Sunday, April 24, 2016

researched Arrakis

Did a deeper dive into μ (mu) Draconis (or Alrakis or Arrakis) in an attempt to figure out what's going on. A key issue for me is that I have not been able to, after a few attempts, to spot the C star.

Checked the info in the Washington Double Star database. The AB and AC data is very similar to the numbers I'm seeing in SkyTools 3 Professional. Both show the magnitude is around 13 to 14. Quite doable in many of the instruments that I have access to. The position angle and separation values, again, are very consistent. The dim C star should be south of the AB pair, opposite B, but well away, 4 or 5 times the distance of AB.

Viewed on 3 Aug 2009. That appears to be the first ever. But then, I was only going after the AB pair, from the Sky & Tel list. Probably did not even know there was a C then... (didn't have SkyTools that summer). Viewed on 31 May 2014, 6 Jul 2014, and on 17 Apr 2016. Never spotted the C.

The WDS has a very strange entry by Burnham for the BC pairing.

date:    1889    1958
theta (PA) °:    191    186
rho (sep.) ":    12.3    13.6

That makes no sense at all. I visually checked the numbers using Visio.
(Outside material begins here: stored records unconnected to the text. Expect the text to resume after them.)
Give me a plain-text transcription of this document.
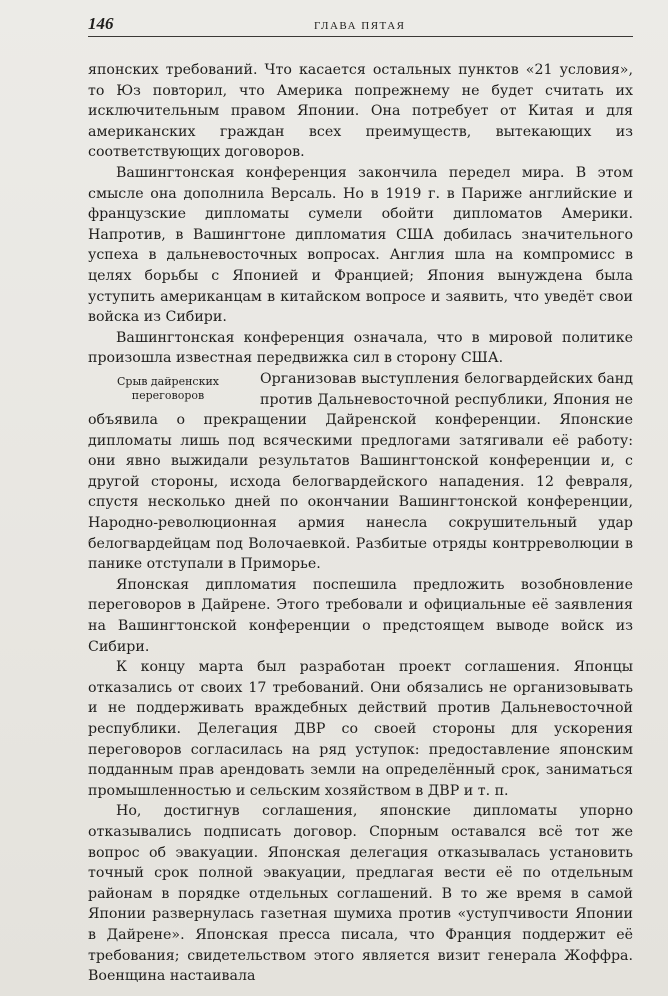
146	ГЛАВА ПЯТАЯ

японских требований. Что касается остальных пунктов «21 условия», то Юз повторил, что Америка попрежнему не будет считать их исключительным правом Японии. Она потребует от Китая и для американских граждан всех преимуществ, вытекающих из соответствующих договоров.

Вашингтонская конференция закончила передел мира. В этом смысле она дополнила Версаль. Но в 1919 г. в Париже английские и французские дипломаты сумели обойти дипломатов Америки. Напротив, в Вашингтоне дипломатия США добилась значительного успеха в дальневосточных вопросах. Англия шла на компромисс в целях борьбы с Японией и Францией; Япония вынуждена была уступить американцам в китайском вопросе и заявить, что уведёт свои войска из Сибири.

Вашингтонская конференция означала, что в мировой политике произошла известная передвижка сил в сторону США.

Срыв дайренских переговоров

Организовав выступления белогвардейских банд против Дальневосточной республики, Япония не объявила о прекращении Дайренской конференции. Японские дипломаты лишь под всяческими предлогами затягивали её работу: они явно выжидали результатов Вашингтонской конференции и, с другой стороны, исхода белогвардейского нападения. 12 февраля, спустя несколько дней по окончании Вашингтонской конференции, Народно-революционная армия нанесла сокрушительный удар белогвардейцам под Волочаевкой. Разбитые отряды контрреволюции в панике отступали в Приморье.

Японская дипломатия поспешила предложить возобновление переговоров в Дайрене. Этого требовали и официальные её заявления на Вашингтонской конференции о предстоящем выводе войск из Сибири.

К концу марта был разработан проект соглашения. Японцы отказались от своих 17 требований. Они обязались не организовывать и не поддерживать враждебных действий против Дальневосточной республики. Делегация ДВР со своей стороны для ускорения переговоров согласилась на ряд уступок: предоставление японским подданным прав арендовать земли на определённый срок, заниматься промышленностью и сельским хозяйством в ДВР и т. п.

Но, достигнув соглашения, японские дипломаты упорно отказывались подписать договор. Спорным оставался всё тот же вопрос об эвакуации. Японская делегация отказывалась установить точный срок полной эвакуации, предлагая вести её по отдельным районам в порядке отдельных соглашений. В то же время в самой Японии развернулась газетная шумиха против «уступчивости Японии в Дайрене». Японская пресса писала, что Франция поддержит её требования; свидетельством этого является визит генерала Жоффра. Военщина настаивала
diagram showing angles between A, B, C stars

The dashed lines are the first observations (some of which are over 200 years old). The solid lines should be the current (or recent) positions and distances. The lower 2 lines are for the BC entry, that is, the PA and sep between B and C. Clearly the angle and separation are wrong/different. Finally, I loaded in the screen snapshot from SkyTools and pushed it to the background. The dots above the A and B labels along with the C near the top-left indicate how the ST3P software is plotting the star positions. Again, not too far off. I made no attempt to scale the snap to the diagram. Regardless, the PA for A and B looks spot-on.

[ed: Could it be that Burnham was looking at A and C?! The separation values are very consistent although the angles are different.]

I also the checked Aladin image and SIMBAD data. The AC pair angle looks very good. B looks like it is OK in terms of separation but the angle is different—B is more counter-clockwise than in the graphic above. Still, quite good correspondence. Sadly, the Aladin image is not useful visually as the A and B stars overwhelmed the sensor.

Wonder if I should image this area...




Tried again visually to spot C on the evening of 3 July with a big Dob... No joy.